It’s Stuart’s first law of blogging that the number of things worth blogging about is inversely proportional to the time available to write.
So it has proved to be over the last few days.
I’ve spent more time in church than a nun over the last couple of days as I shuttled from one mass to the next gathering material for reports on Poland’s response to the Pope’s death.
The affection with which the Pope is held in his home country has led to some rather ghoulish suggestions, none more so than the call by some senior Polish church leaders for the Pontiff’s heart to be removed and buried alongside medieval kings and saints at Wawel Cathedral here in Krakow.
There is a precedent here for dismembering the bodies of great figures so their remains can be venerated.

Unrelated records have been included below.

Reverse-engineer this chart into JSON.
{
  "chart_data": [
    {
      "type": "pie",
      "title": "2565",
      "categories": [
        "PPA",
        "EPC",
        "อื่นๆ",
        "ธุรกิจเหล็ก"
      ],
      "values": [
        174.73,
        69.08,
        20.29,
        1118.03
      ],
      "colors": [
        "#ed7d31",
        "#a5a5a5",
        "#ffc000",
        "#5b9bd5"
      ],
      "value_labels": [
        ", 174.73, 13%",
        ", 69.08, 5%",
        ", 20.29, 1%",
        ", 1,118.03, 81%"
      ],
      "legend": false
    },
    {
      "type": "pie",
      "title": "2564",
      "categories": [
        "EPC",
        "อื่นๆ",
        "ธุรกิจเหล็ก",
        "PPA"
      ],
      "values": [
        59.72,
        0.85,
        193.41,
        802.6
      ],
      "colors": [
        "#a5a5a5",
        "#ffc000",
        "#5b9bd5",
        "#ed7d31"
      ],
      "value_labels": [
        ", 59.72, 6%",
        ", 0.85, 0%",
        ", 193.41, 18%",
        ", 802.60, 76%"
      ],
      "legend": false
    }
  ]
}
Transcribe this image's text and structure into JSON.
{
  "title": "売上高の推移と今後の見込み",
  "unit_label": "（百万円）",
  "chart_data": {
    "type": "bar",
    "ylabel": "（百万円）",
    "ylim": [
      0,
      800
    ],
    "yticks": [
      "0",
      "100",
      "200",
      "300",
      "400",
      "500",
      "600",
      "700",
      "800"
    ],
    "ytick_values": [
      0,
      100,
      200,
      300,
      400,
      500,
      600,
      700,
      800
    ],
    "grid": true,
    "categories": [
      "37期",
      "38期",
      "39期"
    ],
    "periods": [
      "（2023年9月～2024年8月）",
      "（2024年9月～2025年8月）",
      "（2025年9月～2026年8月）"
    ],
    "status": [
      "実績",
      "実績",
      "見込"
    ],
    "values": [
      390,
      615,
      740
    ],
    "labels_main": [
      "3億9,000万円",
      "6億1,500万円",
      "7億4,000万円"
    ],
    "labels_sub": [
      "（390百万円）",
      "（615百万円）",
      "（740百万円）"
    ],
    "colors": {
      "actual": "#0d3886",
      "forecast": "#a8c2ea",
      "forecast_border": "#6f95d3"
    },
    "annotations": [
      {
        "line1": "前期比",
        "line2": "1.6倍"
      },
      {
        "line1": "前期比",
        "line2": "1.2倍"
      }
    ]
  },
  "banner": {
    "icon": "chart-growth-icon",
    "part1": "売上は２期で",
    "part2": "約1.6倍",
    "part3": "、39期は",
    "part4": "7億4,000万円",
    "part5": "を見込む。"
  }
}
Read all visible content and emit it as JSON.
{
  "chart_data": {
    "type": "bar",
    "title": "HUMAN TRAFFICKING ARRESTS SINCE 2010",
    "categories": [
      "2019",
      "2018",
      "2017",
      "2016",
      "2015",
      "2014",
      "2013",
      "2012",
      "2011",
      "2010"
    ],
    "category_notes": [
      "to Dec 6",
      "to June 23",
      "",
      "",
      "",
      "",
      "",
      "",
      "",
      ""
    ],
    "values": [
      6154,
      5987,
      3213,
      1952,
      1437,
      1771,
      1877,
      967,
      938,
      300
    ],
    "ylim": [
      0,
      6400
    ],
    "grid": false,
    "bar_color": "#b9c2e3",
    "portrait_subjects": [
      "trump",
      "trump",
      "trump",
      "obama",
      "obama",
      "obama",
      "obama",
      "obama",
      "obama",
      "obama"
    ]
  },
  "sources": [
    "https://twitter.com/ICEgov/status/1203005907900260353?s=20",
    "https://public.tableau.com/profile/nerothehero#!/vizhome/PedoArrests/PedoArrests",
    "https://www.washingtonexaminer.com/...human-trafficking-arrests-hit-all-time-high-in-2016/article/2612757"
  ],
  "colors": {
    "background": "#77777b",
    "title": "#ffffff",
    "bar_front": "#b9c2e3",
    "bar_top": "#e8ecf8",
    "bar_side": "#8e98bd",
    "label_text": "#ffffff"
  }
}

Frederic Chopin’s heart is kept in an urn in a church in Warsaw, while the rest of his body is buried in Paris.
Many here would dearly love a relic from the Pope’s body to rest on Polish soil.
“That would be, for us, the most precious treasure,” said Janusz Bielanski, canon of Wawel Cathedral.
But it seems extremely unlikely that Father Bielanski’s wish will be realised.
“There was once this Romantic custom that after death parts of the body of known and loved people be placed in important places,” said Cardinal Franciszek Macahrski of Krakow.
“This tradition is no longer ours. Respect for the human body says that it ought to be laid in a grave.”
Pope John Paul II will almost certainly rest in peace, in one piece, at St Peter’s Basilica in Rome.